Will Cook’s books spark memories in ailing wife’s eyes

Will Cook’s books spark memories in ailing wife’s eyes

By Danae King

Will Cook, 90, hopes that one day his love for his wife will take them away together.

“I would relish being in the last scene of that movie,” said Will, referring to the movie, “The Notebook.”

“The Notebook,” released in 2004, and based on a book by Nicholas Sparks, follows the lives of characters Noah and Allie. They shared young love — like Wapakoneta resident Will and his wife, Pauline, who met in high school, and spent their life together.

The movie shows Noah and Allie, nearing the end of their lives, as he reads a story of the beginning of their relationship to her. It reminds Allie, who has the symptoms of Alzheimer’s, who he is and, at the end, they die in her bed together.

Will and Pauline’s story is not unlike the film. The two met in high school. He pulled her hair, and she leaned her head back so he could do it.

From then on, they were together. She was his first real girlfriend, and he her first real boyfriend.

They’ve been married for 69 years and have five children. They have been living apart for seven years, ever since Pauline, also 90, began to show the symptoms of Alzheimer’s and moved into a nursing home.

Will started writing to remind her of their life, their travels and memories together.

“I wasn’t aware of ‘The Notebook’ at the time I started this,” Will said. “I learned about it later. … I did see the movie ‘The Notebook’ and was feeling like he felt.

“When he read to her, she understood,” Will said.

When Will reads to Pauline, he can tell that she remembers and knows him, too. She has brief moments of clarity even though she can’t find her words.

“She recognized Dad, she recognized me,” said Will’s son, Donald, who first encouraged his father to start writing books. “You can see it in her eyes and her face, how she is trying to emote and communicate that she knows.”

For Will’s granddaughter, Alexandra Cook, the books have meant having her grandmother back for a treasured moment.

Alexandra, 22, was young when her grandmother moved into the nursing home, but she remembers her grandfather reading to Pauline, and the emotion on her grandmother’s face.

“She just gets this look in her eyes,” said Alexandra. “She knows who we are whenever he reads them … she has a look of hope.”

Alexandra loves these times with her grandmother, who can’t talk much due to her disease. The moments help Alexandra know “she’s still there and she still loves us,” she said. “It’s very comforting. … Having that time with her and having her give me that look.”

Writing books for Pauline also taught Will more about her life, her childhood and who she was as a person.
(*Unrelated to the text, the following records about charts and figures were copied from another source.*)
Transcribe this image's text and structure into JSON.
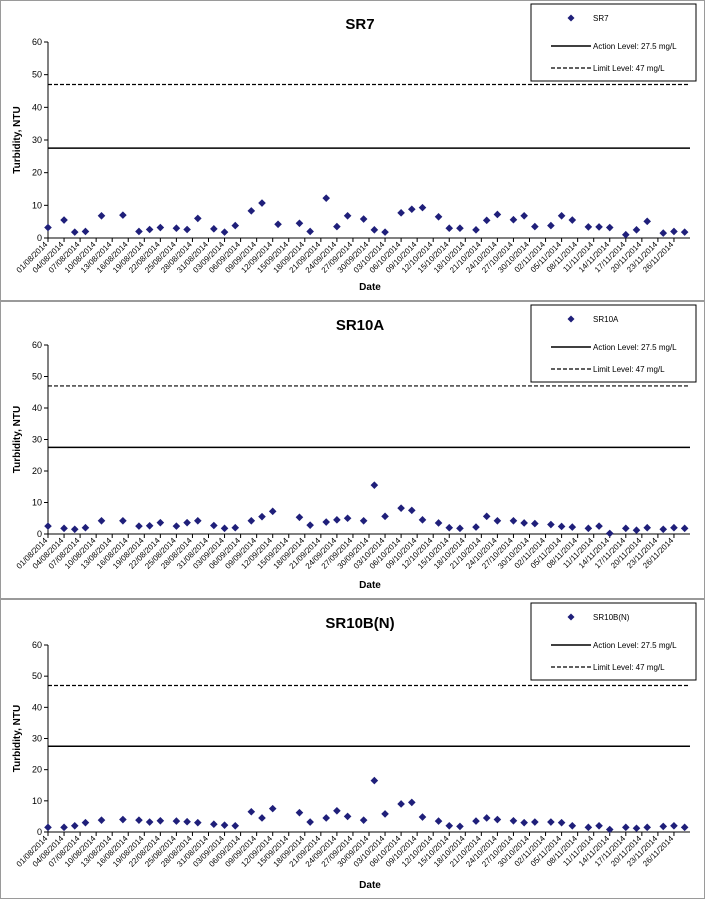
{
  "legend_labels": {
    "action": "Action Level: 27.5 mg/L",
    "limit": "Limit Level: 47 mg/L"
  },
  "chart_data": [
    {
      "type": "scatter",
      "title": "SR7",
      "xlabel": "Date",
      "ylabel": "Turbidity, NTU",
      "ylim": [
        0,
        60
      ],
      "yticks": [
        0,
        10,
        20,
        30,
        40,
        50,
        60
      ],
      "xlim": [
        "01/08/2014",
        "29/11/2014"
      ],
      "xticks": [
        "01/08/2014",
        "04/08/2014",
        "07/08/2014",
        "10/08/2014",
        "13/08/2014",
        "16/08/2014",
        "19/08/2014",
        "22/08/2014",
        "25/08/2014",
        "28/08/2014",
        "31/08/2014",
        "03/09/2014",
        "06/09/2014",
        "09/09/2014",
        "12/09/2014",
        "15/09/2014",
        "18/09/2014",
        "21/09/2014",
        "24/09/2014",
        "27/09/2014",
        "30/09/2014",
        "03/10/2014",
        "06/10/2014",
        "09/10/2014",
        "12/10/2014",
        "15/10/2014",
        "18/10/2014",
        "21/10/2014",
        "24/10/2014",
        "27/10/2014",
        "30/10/2014",
        "02/11/2014",
        "05/11/2014",
        "08/11/2014",
        "11/11/2014",
        "14/11/2014",
        "17/11/2014",
        "20/11/2014",
        "23/11/2014",
        "26/11/2014"
      ],
      "grid": false,
      "legend_position": "top-right",
      "reference_lines": [
        {
          "name": "Action Level: 27.5 mg/L",
          "y": 27.5,
          "style": "solid"
        },
        {
          "name": "Limit Level: 47 mg/L",
          "y": 47,
          "style": "dashed"
        }
      ],
      "series": [
        {
          "name": "SR7",
          "color": "#1f1f7a",
          "marker": "diamond",
          "x": [
            "01/08/2014",
            "04/08/2014",
            "06/08/2014",
            "08/08/2014",
            "11/08/2014",
            "15/08/2014",
            "18/08/2014",
            "20/08/2014",
            "22/08/2014",
            "25/08/2014",
            "27/08/2014",
            "29/08/2014",
            "01/09/2014",
            "03/09/2014",
            "05/09/2014",
            "08/09/2014",
            "10/09/2014",
            "13/09/2014",
            "17/09/2014",
            "19/09/2014",
            "22/09/2014",
            "24/09/2014",
            "26/09/2014",
            "29/09/2014",
            "01/10/2014",
            "03/10/2014",
            "06/10/2014",
            "08/10/2014",
            "10/10/2014",
            "13/10/2014",
            "15/10/2014",
            "17/10/2014",
            "20/10/2014",
            "22/10/2014",
            "24/10/2014",
            "27/10/2014",
            "29/10/2014",
            "31/10/2014",
            "03/11/2014",
            "05/11/2014",
            "07/11/2014",
            "10/11/2014",
            "12/11/2014",
            "14/11/2014",
            "17/11/2014",
            "19/11/2014",
            "21/11/2014",
            "24/11/2014",
            "26/11/2014",
            "28/11/2014"
          ],
          "y": [
            3.2,
            5.5,
            1.8,
            2.0,
            6.8,
            7.0,
            2.0,
            2.6,
            3.2,
            3.0,
            2.6,
            6.0,
            2.8,
            1.8,
            3.8,
            8.3,
            10.7,
            4.2,
            4.5,
            2.0,
            12.2,
            3.5,
            6.8,
            5.8,
            2.5,
            1.8,
            7.7,
            8.8,
            9.3,
            6.5,
            3.0,
            3.0,
            2.5,
            5.4,
            7.2,
            5.6,
            6.8,
            3.5,
            3.8,
            6.8,
            5.5,
            3.4,
            3.4,
            3.2,
            1.0,
            2.5,
            5.1,
            1.5,
            2.0,
            1.8
          ]
        }
      ]
    },
    {
      "type": "scatter",
      "title": "SR10A",
      "xlabel": "Date",
      "ylabel": "Turbidity, NTU",
      "ylim": [
        0,
        60
      ],
      "yticks": [
        0,
        10,
        20,
        30,
        40,
        50,
        60
      ],
      "xlim": [
        "01/08/2014",
        "29/11/2014"
      ],
      "xticks": [
        "01/08/2014",
        "04/08/2014",
        "07/08/2014",
        "10/08/2014",
        "13/08/2014",
        "16/08/2014",
        "19/08/2014",
        "22/08/2014",
        "25/08/2014",
        "28/08/2014",
        "31/08/2014",
        "03/09/2014",
        "06/09/2014",
        "09/09/2014",
        "12/09/2014",
        "15/09/2014",
        "18/09/2014",
        "21/09/2014",
        "24/09/2014",
        "27/09/2014",
        "30/09/2014",
        "03/10/2014",
        "06/10/2014",
        "09/10/2014",
        "12/10/2014",
        "15/10/2014",
        "18/10/2014",
        "21/10/2014",
        "24/10/2014",
        "27/10/2014",
        "30/10/2014",
        "02/11/2014",
        "05/11/2014",
        "08/11/2014",
        "11/11/2014",
        "14/11/2014",
        "17/11/2014",
        "20/11/2014",
        "23/11/2014",
        "26/11/2014"
      ],
      "grid": false,
      "legend_position": "top-right",
      "reference_lines": [
        {
          "name": "Action Level: 27.5 mg/L",
          "y": 27.5,
          "style": "solid"
        },
        {
          "name": "Limit Level: 47 mg/L",
          "y": 47,
          "style": "dashed"
        }
      ],
      "series": [
        {
          "name": "SR10A",
          "color": "#1f1f7a",
          "marker": "diamond",
          "x": [
            "01/08/2014",
            "04/08/2014",
            "06/08/2014",
            "08/08/2014",
            "11/08/2014",
            "15/08/2014",
            "18/08/2014",
            "20/08/2014",
            "22/08/2014",
            "25/08/2014",
            "27/08/2014",
            "29/08/2014",
            "01/09/2014",
            "03/09/2014",
            "05/09/2014",
            "08/09/2014",
            "10/09/2014",
            "12/09/2014",
            "17/09/2014",
            "19/09/2014",
            "22/09/2014",
            "24/09/2014",
            "26/09/2014",
            "29/09/2014",
            "01/10/2014",
            "03/10/2014",
            "06/10/2014",
            "08/10/2014",
            "10/10/2014",
            "13/10/2014",
            "15/10/2014",
            "17/10/2014",
            "20/10/2014",
            "22/10/2014",
            "24/10/2014",
            "27/10/2014",
            "29/10/2014",
            "31/10/2014",
            "03/11/2014",
            "05/11/2014",
            "07/11/2014",
            "10/11/2014",
            "12/11/2014",
            "14/11/2014",
            "17/11/2014",
            "19/11/2014",
            "21/11/2014",
            "24/11/2014",
            "26/11/2014",
            "28/11/2014"
          ],
          "y": [
            2.5,
            1.8,
            1.5,
            2.0,
            4.2,
            4.2,
            2.5,
            2.6,
            3.6,
            2.5,
            3.6,
            4.2,
            2.7,
            1.8,
            2.0,
            4.2,
            5.5,
            7.2,
            5.3,
            2.8,
            3.8,
            4.5,
            5.0,
            4.2,
            15.5,
            5.6,
            8.2,
            7.5,
            4.5,
            3.5,
            2.0,
            1.8,
            2.2,
            5.6,
            4.2,
            4.2,
            3.5,
            3.3,
            3.0,
            2.4,
            2.2,
            1.8,
            2.5,
            0.2,
            1.8,
            1.2,
            2.0,
            1.5,
            2.0,
            1.8
          ]
        }
      ]
    },
    {
      "type": "scatter",
      "title": "SR10B(N)",
      "xlabel": "Date",
      "ylabel": "Turbidity, NTU",
      "ylim": [
        0,
        60
      ],
      "yticks": [
        0,
        10,
        20,
        30,
        40,
        50,
        60
      ],
      "xlim": [
        "01/08/2014",
        "29/11/2014"
      ],
      "xticks": [
        "01/08/2014",
        "04/08/2014",
        "07/08/2014",
        "10/08/2014",
        "13/08/2014",
        "16/08/2014",
        "19/08/2014",
        "22/08/2014",
        "25/08/2014",
        "28/08/2014",
        "31/08/2014",
        "03/09/2014",
        "06/09/2014",
        "09/09/2014",
        "12/09/2014",
        "15/09/2014",
        "18/09/2014",
        "21/09/2014",
        "24/09/2014",
        "27/09/2014",
        "30/09/2014",
        "03/10/2014",
        "06/10/2014",
        "09/10/2014",
        "12/10/2014",
        "15/10/2014",
        "18/10/2014",
        "21/10/2014",
        "24/10/2014",
        "27/10/2014",
        "30/10/2014",
        "02/11/2014",
        "05/11/2014",
        "08/11/2014",
        "11/11/2014",
        "14/11/2014",
        "17/11/2014",
        "20/11/2014",
        "23/11/2014",
        "26/11/2014"
      ],
      "grid": false,
      "legend_position": "top-right",
      "reference_lines": [
        {
          "name": "Action Level: 27.5 mg/L",
          "y": 27.5,
          "style": "solid"
        },
        {
          "name": "Limit Level: 47 mg/L",
          "y": 47,
          "style": "dashed"
        }
      ],
      "series": [
        {
          "name": "SR10B(N)",
          "color": "#1f1f7a",
          "marker": "diamond",
          "x": [
            "01/08/2014",
            "04/08/2014",
            "06/08/2014",
            "08/08/2014",
            "11/08/2014",
            "15/08/2014",
            "18/08/2014",
            "20/08/2014",
            "22/08/2014",
            "25/08/2014",
            "27/08/2014",
            "29/08/2014",
            "01/09/2014",
            "03/09/2014",
            "05/09/2014",
            "08/09/2014",
            "10/09/2014",
            "12/09/2014",
            "17/09/2014",
            "19/09/2014",
            "22/09/2014",
            "24/09/2014",
            "26/09/2014",
            "29/09/2014",
            "01/10/2014",
            "03/10/2014",
            "06/10/2014",
            "08/10/2014",
            "10/10/2014",
            "13/10/2014",
            "15/10/2014",
            "17/10/2014",
            "20/10/2014",
            "22/10/2014",
            "24/10/2014",
            "27/10/2014",
            "29/10/2014",
            "31/10/2014",
            "03/11/2014",
            "05/11/2014",
            "07/11/2014",
            "10/11/2014",
            "12/11/2014",
            "14/11/2014",
            "17/11/2014",
            "19/11/2014",
            "21/11/2014",
            "24/11/2014",
            "26/11/2014",
            "28/11/2014"
          ],
          "y": [
            1.5,
            1.5,
            2.0,
            3.0,
            3.8,
            4.0,
            3.8,
            3.2,
            3.6,
            3.5,
            3.3,
            3.0,
            2.5,
            2.2,
            2.0,
            6.5,
            4.5,
            7.5,
            6.2,
            3.2,
            4.5,
            6.8,
            5.0,
            3.8,
            16.5,
            5.8,
            9.0,
            9.5,
            4.8,
            3.5,
            2.0,
            1.8,
            3.5,
            4.5,
            4.0,
            3.6,
            3.0,
            3.2,
            3.2,
            3.0,
            2.0,
            1.5,
            2.0,
            0.8,
            1.5,
            1.2,
            1.5,
            1.8,
            2.0,
            1.5
          ]
        }
      ]
    }
  ]
}
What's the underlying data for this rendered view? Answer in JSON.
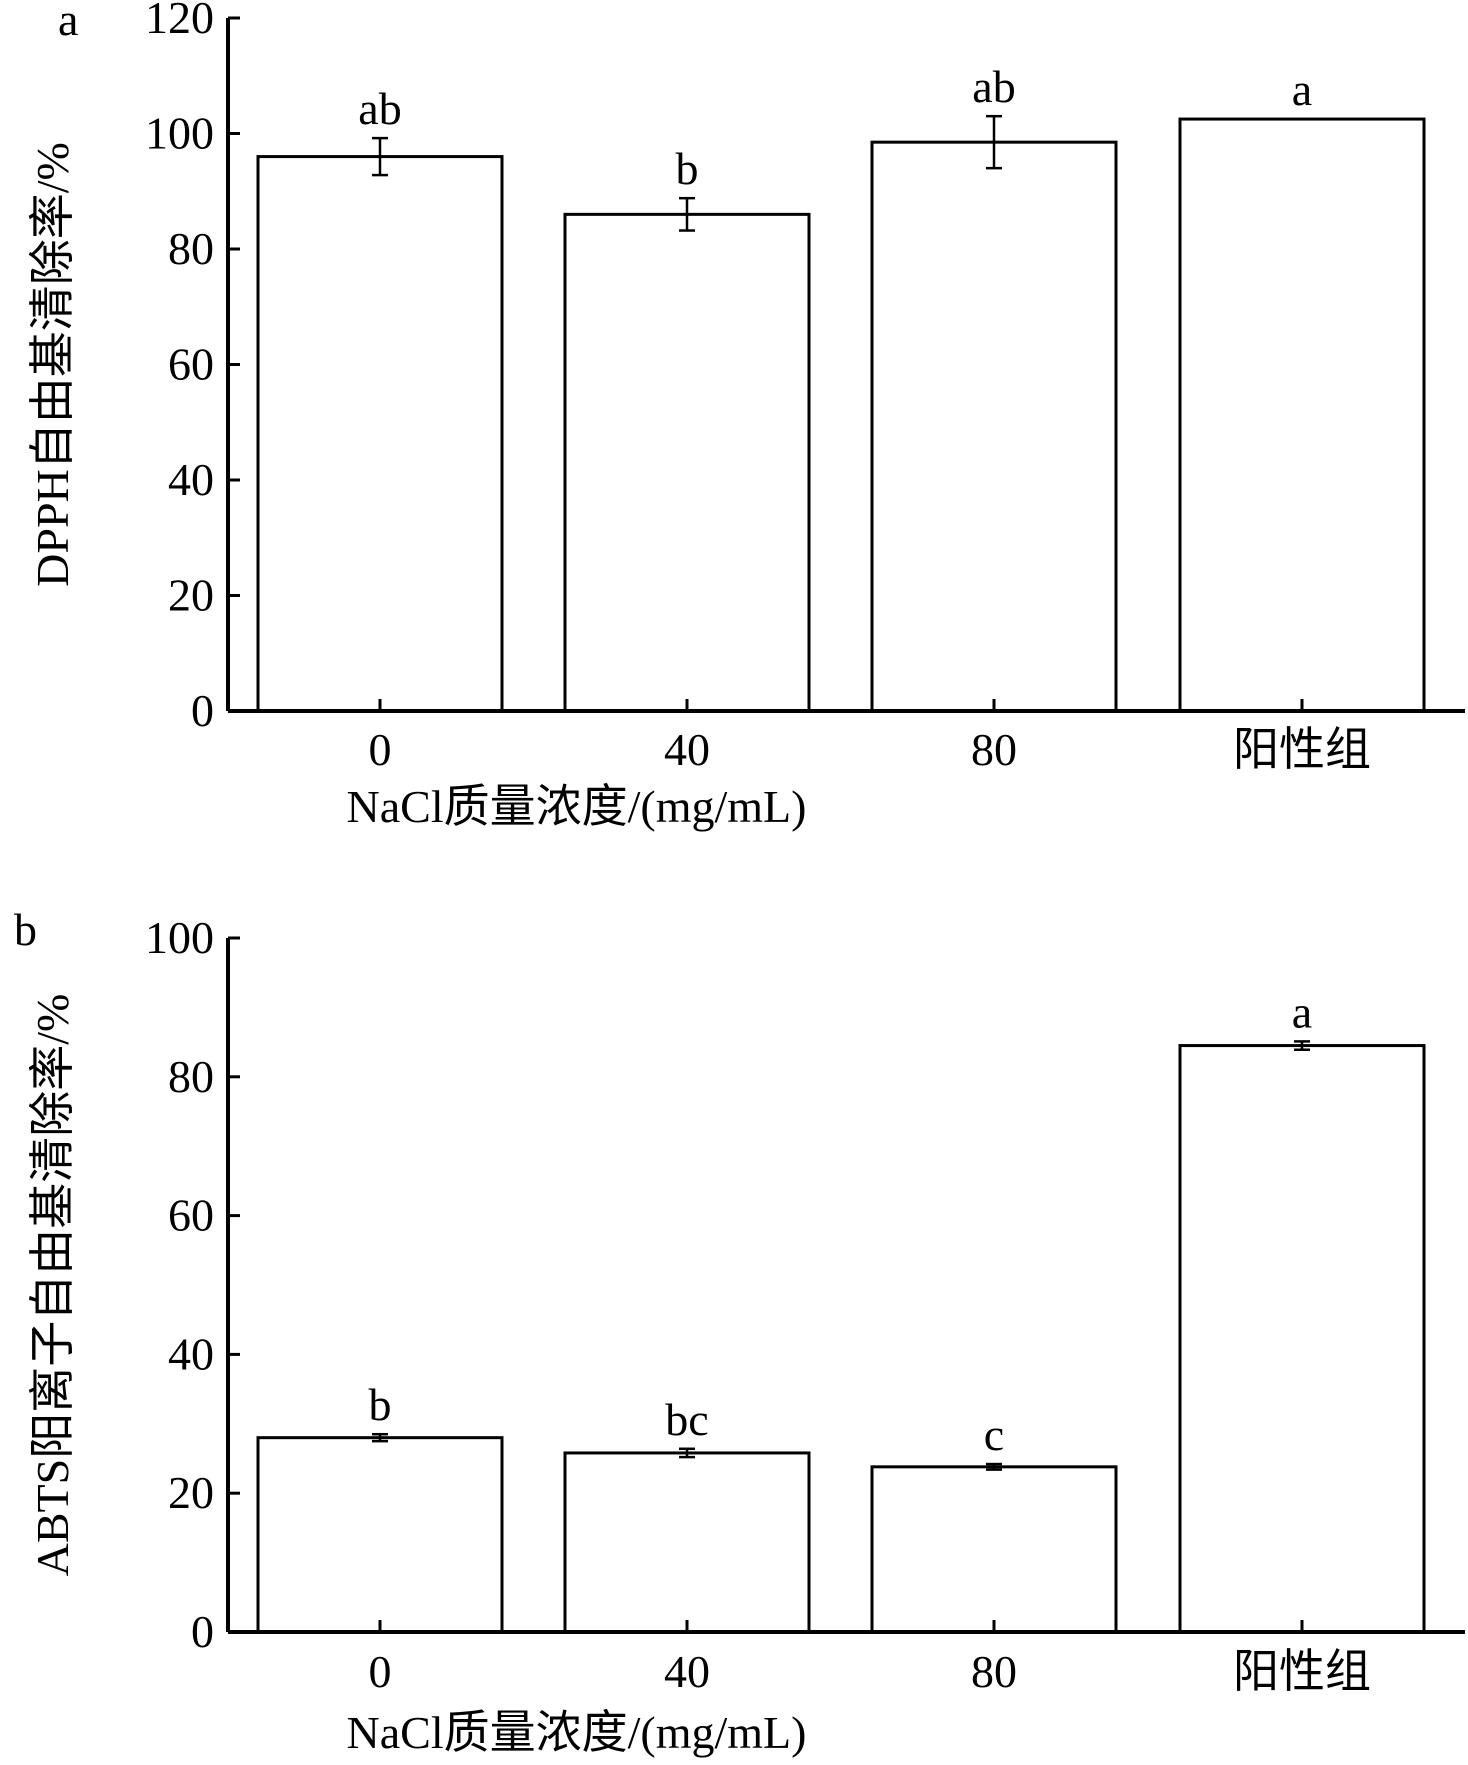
{
  "chart_data": [
    {
      "type": "bar",
      "panel_label": "a",
      "categories": [
        "0",
        "40",
        "80",
        "阳性组"
      ],
      "values": [
        96,
        86,
        98.5,
        102.5
      ],
      "errors": [
        3.2,
        2.8,
        4.5,
        0
      ],
      "significance": [
        "ab",
        "b",
        "ab",
        "a"
      ],
      "xlabel": "NaCl质量浓度/(mg/mL)",
      "ylabel": "DPPH自由基清除率/%",
      "ylim": [
        0,
        120
      ],
      "yticks": [
        0,
        20,
        40,
        60,
        80,
        100,
        120
      ],
      "grid": false
    },
    {
      "type": "bar",
      "panel_label": "b",
      "categories": [
        "0",
        "40",
        "80",
        "阳性组"
      ],
      "values": [
        28,
        25.8,
        23.8,
        84.5
      ],
      "errors": [
        0.5,
        0.6,
        0.4,
        0.6
      ],
      "significance": [
        "b",
        "bc",
        "c",
        "a"
      ],
      "xlabel": "NaCl质量浓度/(mg/mL)",
      "ylabel": "ABTS阳离子自由基清除率/%",
      "ylim": [
        0,
        100
      ],
      "yticks": [
        0,
        20,
        40,
        60,
        80,
        100
      ],
      "grid": false
    }
  ]
}
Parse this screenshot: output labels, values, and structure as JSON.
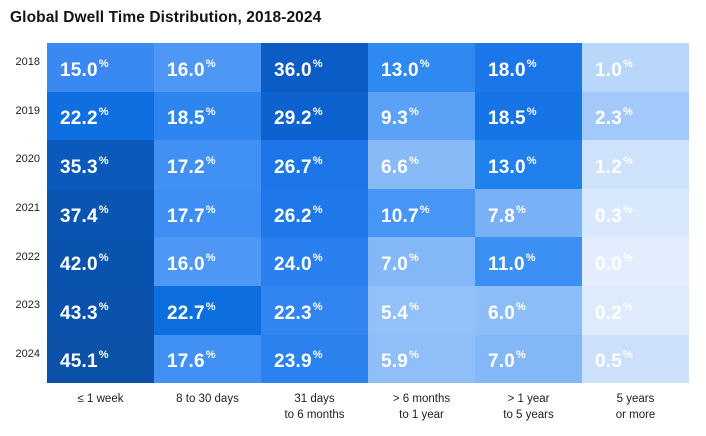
{
  "title": "Global Dwell Time Distribution, 2018-2024",
  "chart_data": {
    "type": "heatmap",
    "title": "Global Dwell Time Distribution, 2018-2024",
    "unit": "%",
    "rows": [
      "2018",
      "2019",
      "2020",
      "2021",
      "2022",
      "2023",
      "2024"
    ],
    "columns": [
      "≤ 1 week",
      "8 to 30 days",
      "31 days to 6 months",
      "> 6 months to 1 year",
      "> 1 year to 5 years",
      "5 years or more"
    ],
    "column_label_lines": [
      [
        "≤ 1 week"
      ],
      [
        "8 to 30 days"
      ],
      [
        "31 days",
        "to 6 months"
      ],
      [
        "> 6 months",
        "to 1 year"
      ],
      [
        "> 1 year",
        "to 5 years"
      ],
      [
        "5 years",
        "or more"
      ]
    ],
    "values": [
      [
        15.0,
        16.0,
        36.0,
        13.0,
        18.0,
        1.0
      ],
      [
        22.2,
        18.5,
        29.2,
        9.3,
        18.5,
        2.3
      ],
      [
        35.3,
        17.2,
        26.7,
        6.6,
        13.0,
        1.2
      ],
      [
        37.4,
        17.7,
        26.2,
        10.7,
        7.8,
        0.3
      ],
      [
        42.0,
        16.0,
        24.0,
        7.0,
        11.0,
        0.0
      ],
      [
        43.3,
        22.7,
        22.3,
        5.4,
        6.0,
        0.2
      ],
      [
        45.1,
        17.6,
        23.9,
        5.9,
        7.0,
        0.5
      ]
    ],
    "value_labels": [
      [
        "15.0",
        "16.0",
        "36.0",
        "13.0",
        "18.0",
        "1.0"
      ],
      [
        "22.2",
        "18.5",
        "29.2",
        "9.3",
        "18.5",
        "2.3"
      ],
      [
        "35.3",
        "17.2",
        "26.7",
        "6.6",
        "13.0",
        "1.2"
      ],
      [
        "37.4",
        "17.7",
        "26.2",
        "10.7",
        "7.8",
        "0.3"
      ],
      [
        "42.0",
        "16.0",
        "24.0",
        "7.0",
        "11.0",
        "0.0"
      ],
      [
        "43.3",
        "22.7",
        "22.3",
        "5.4",
        "6.0",
        "0.2"
      ],
      [
        "45.1",
        "17.6",
        "23.9",
        "5.9",
        "7.0",
        "0.5"
      ]
    ],
    "cell_colors": [
      [
        "#3a88f1",
        "#4e97f5",
        "#0b5cc4",
        "#2e8af0",
        "#1b76e9",
        "#b9d6fb"
      ],
      [
        "#0f6fe0",
        "#2e85f0",
        "#0d62cf",
        "#5ba1f6",
        "#1674e7",
        "#a3c9fa"
      ],
      [
        "#0b5abb",
        "#4190f4",
        "#1d76e8",
        "#89baf8",
        "#2080ed",
        "#cfe2fc"
      ],
      [
        "#0a55b2",
        "#3e8ef3",
        "#1f78e9",
        "#4795f4",
        "#79b1f7",
        "#d8e9fd"
      ],
      [
        "#0953ae",
        "#4e97f5",
        "#2a80ee",
        "#84b7f8",
        "#3d90f3",
        "#e2edfd"
      ],
      [
        "#0a52ab",
        "#0d6ee0",
        "#3285f0",
        "#93c0f9",
        "#8dbdf9",
        "#deebfd"
      ],
      [
        "#0b51a8",
        "#4190f4",
        "#2b81ee",
        "#8fbef9",
        "#84b7f8",
        "#cce0fc"
      ]
    ],
    "layout": {
      "legend": "none",
      "grid": "off",
      "value_text_color": "#ffffff",
      "title_color": "#141418",
      "label_color": "#202124",
      "scale_min_color": "#e2edfd",
      "scale_max_color": "#0b51a8"
    }
  }
}
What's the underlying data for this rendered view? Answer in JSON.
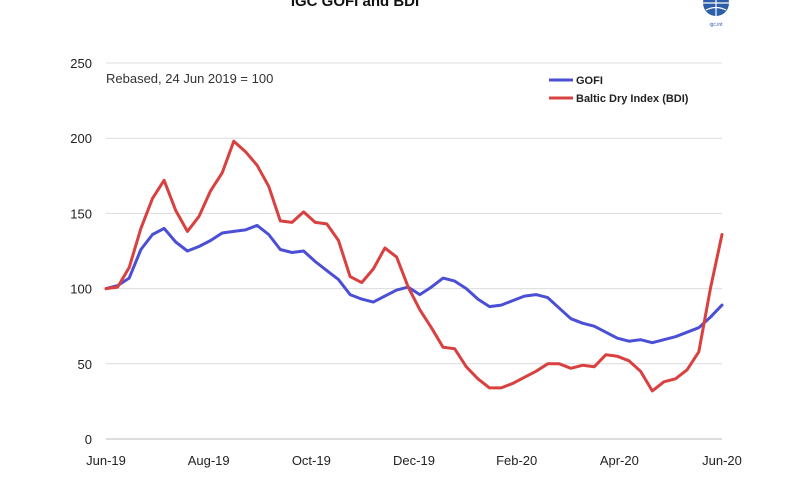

For one of the books, titled “Pearls of Pauline,” Will reached out to their family and friends and asked them to write down thoughts and memories of his wife once a week for 20 weeks leading up to her birthday.

What came back touched him.

He liked that “they honor the memories enough to send it to her,” he said. “We didn’t know how much her life touched others.”

In another book Will wrote his wife, titled “I hope I have a husband like you, you bring Pauline roses,” he wrote about their life together in 100 pages — as much as he could bind.

It chronicles in photos and words their visits to the redwood forests in California, Niagara Falls, Devils Tower and other landmarks and destinations.

The books he writes — some for himself and his family, in addition to those for Pauline — aren’t meant for widespread publication. They’re just for the Cooks.

“It was fun to do it and the fact that I had the mental capacity to be able to recall … My mental capacity has held steady,” he said.

Though it seems as though he has a romantic soul, Will doesn’t speak in flowery language or get poetic about his relationship with his wife.

They met in high school and, looking back, he says they got together because “I think we both thought, ‘I’m lucky to get anybody.’”

He couldn’t say why they’d stuck together for most of their lives, just that “we stuck together just because we did.”

“I can’t say how or what,” he said.

Will and Pauline had 62 years together before she started losing her memory.

“We just stuck it out,” Will said. “She probably had unfulfilled dreams of what marriage should be, as I have had … but we didn’t go to war about it.”

He mused about how today, people just give up on relationships.

Still, he’d recommend other couples in a similar situation write books for their significant other.

“Why not?” he said. “Of course. You need something to tie yourselves together.”

Next for Will is “crawling into bed with her. I have no plans beyond that.”